(Filed 12 December, 1945.)
Contracts § 5 —
There is no consideration for a promise to reimburse plaintiff for injuries suffered by her, when plaintiff saved defendant from serious injury or death by interposing herself between defendant and his assailant in a fight.
APPEAL by plaintiff from Olive, Special Judge, at May, 1945, Civil Term, of RICHMOND.
George S. Steele, Jr., for plaintiff, appellant.
No counsel contra.
The plaintiff in this case sought to recover of the defendant upon a promise made by him under the following peculiar circumstances:
The defendant had assaulted his wife, who took refuge in plaintiff's house. The next day the defendant gained access to the house and began another assault upon his wife.
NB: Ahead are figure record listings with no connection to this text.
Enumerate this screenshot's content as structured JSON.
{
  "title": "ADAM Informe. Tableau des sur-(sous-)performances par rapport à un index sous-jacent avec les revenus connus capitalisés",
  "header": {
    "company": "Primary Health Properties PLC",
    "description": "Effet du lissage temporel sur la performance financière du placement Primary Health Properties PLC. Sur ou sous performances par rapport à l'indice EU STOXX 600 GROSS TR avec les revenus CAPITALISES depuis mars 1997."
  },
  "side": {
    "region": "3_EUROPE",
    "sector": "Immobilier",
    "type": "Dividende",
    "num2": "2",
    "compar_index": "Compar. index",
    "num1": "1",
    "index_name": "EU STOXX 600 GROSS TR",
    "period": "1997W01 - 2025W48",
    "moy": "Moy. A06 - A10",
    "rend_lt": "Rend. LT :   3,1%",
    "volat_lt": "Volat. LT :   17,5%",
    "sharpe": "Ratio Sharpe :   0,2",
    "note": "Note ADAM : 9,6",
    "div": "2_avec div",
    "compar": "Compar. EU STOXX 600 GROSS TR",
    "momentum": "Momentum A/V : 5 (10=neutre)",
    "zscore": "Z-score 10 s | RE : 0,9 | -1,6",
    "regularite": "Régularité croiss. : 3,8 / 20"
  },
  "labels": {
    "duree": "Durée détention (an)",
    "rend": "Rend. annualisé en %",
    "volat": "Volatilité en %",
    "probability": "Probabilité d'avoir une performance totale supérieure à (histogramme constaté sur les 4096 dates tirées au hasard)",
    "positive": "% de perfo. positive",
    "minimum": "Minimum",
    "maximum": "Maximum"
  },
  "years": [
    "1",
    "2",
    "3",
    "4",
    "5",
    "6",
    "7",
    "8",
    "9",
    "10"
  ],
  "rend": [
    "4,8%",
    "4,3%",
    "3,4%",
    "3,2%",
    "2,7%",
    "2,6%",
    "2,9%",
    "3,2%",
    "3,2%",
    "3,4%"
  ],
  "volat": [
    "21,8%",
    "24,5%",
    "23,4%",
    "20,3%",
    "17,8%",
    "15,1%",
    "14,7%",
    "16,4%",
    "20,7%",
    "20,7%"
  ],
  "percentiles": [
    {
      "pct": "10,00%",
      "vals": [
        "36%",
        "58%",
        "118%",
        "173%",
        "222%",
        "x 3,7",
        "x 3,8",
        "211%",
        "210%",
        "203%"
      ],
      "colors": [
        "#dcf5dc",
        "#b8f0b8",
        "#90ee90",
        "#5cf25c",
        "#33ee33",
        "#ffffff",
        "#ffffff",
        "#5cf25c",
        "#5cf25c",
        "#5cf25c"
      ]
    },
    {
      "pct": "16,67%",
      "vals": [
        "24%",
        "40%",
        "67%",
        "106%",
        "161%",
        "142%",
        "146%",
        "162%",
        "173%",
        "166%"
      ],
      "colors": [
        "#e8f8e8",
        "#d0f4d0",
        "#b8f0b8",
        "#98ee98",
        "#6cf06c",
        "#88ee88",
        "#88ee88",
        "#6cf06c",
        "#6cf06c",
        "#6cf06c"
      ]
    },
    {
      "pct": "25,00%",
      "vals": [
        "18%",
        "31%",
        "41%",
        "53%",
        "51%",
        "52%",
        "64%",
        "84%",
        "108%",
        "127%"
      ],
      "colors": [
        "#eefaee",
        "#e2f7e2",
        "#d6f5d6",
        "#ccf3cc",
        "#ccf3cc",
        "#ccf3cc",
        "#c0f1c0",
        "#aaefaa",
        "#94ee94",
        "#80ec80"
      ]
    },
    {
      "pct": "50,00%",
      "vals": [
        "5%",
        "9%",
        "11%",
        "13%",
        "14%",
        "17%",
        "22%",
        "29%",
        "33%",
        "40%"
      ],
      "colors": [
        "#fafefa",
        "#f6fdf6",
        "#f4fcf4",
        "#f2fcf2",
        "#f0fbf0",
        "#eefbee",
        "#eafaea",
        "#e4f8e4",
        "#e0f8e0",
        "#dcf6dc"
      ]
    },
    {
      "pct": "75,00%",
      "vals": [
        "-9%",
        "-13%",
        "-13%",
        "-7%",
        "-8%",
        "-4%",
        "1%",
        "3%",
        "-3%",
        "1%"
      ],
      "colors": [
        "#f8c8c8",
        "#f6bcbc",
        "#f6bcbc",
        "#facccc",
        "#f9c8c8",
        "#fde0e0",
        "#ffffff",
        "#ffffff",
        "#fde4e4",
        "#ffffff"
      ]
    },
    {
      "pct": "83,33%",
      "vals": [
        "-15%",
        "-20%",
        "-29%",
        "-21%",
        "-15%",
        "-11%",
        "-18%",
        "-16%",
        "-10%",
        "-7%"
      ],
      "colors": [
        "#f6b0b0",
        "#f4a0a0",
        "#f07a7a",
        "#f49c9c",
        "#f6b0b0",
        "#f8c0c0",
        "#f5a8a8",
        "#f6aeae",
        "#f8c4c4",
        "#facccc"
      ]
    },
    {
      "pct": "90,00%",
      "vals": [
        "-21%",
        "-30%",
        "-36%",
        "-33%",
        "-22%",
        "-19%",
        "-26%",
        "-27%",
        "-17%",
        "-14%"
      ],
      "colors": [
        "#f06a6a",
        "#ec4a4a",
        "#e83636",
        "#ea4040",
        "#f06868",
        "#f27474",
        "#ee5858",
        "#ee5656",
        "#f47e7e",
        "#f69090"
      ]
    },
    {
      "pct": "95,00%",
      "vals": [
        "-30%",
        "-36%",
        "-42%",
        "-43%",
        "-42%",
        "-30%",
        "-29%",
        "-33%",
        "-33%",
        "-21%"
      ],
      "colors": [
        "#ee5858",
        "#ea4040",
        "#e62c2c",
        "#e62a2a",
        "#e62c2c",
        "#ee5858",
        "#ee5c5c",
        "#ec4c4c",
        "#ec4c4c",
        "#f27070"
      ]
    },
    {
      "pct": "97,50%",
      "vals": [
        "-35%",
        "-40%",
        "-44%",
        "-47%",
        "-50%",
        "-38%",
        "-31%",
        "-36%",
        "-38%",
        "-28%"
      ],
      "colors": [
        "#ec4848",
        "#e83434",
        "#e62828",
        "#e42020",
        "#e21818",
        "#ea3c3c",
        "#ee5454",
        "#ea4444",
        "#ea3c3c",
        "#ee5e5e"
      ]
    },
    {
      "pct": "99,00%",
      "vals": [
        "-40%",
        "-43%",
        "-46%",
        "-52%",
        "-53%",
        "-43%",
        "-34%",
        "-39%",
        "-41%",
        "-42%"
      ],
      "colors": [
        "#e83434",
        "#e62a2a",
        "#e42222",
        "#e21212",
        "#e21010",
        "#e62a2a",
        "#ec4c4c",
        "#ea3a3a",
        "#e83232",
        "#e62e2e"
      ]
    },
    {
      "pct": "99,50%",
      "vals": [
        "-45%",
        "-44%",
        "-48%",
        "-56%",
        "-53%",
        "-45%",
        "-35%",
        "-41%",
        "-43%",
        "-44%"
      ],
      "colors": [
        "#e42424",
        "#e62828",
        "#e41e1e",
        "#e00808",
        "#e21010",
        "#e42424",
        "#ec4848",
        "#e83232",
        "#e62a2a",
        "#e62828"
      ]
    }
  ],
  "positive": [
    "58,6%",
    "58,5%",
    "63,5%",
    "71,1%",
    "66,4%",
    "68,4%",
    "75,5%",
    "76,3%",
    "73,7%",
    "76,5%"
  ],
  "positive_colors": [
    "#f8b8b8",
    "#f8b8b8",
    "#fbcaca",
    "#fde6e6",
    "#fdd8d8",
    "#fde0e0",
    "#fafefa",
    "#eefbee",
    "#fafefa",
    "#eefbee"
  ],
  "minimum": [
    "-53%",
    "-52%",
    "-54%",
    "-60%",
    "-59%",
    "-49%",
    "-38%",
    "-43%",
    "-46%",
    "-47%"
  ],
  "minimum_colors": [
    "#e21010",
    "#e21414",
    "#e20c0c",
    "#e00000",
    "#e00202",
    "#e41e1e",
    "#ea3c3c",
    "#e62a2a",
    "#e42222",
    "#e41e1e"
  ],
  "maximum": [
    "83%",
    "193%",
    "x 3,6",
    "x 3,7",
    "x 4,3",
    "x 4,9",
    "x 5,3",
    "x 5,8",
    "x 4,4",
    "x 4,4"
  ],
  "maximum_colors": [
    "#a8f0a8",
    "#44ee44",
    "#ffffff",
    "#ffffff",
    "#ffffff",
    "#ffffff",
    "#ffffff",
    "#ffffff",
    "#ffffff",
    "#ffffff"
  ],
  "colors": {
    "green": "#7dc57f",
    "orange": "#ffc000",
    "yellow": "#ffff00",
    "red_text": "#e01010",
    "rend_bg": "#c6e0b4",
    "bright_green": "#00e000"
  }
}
The defendant's wife knocked him down with an axe, and was on the point of cutting his head open or decapitating him while he was laying on the floor, and the plaintiff intervened, caught the axe as it was descending, and the blow intended for defendant fell upon her hand, mutilating it badly, but saving defendant's life.
Subsequently, defendant orally promised to pay the plaintiff her damages; but, after paying a small sum, failed to pay anything more. So, substantially, states the complaint.
The defendant demurred to the complaint as not stating a cause of action, and the demurrer was sustained. Plaintiff appealed.
The question presented is whether there was a consideration recognized by our law as sufficient to support the promise. The Court is of the opinion that however much the defendant should be impelled by common gratitude to alleviate the plaintiff's misfortune, a humanitarian act of this kind, voluntarily performed, is not such consideration as would entitle her to recover at law.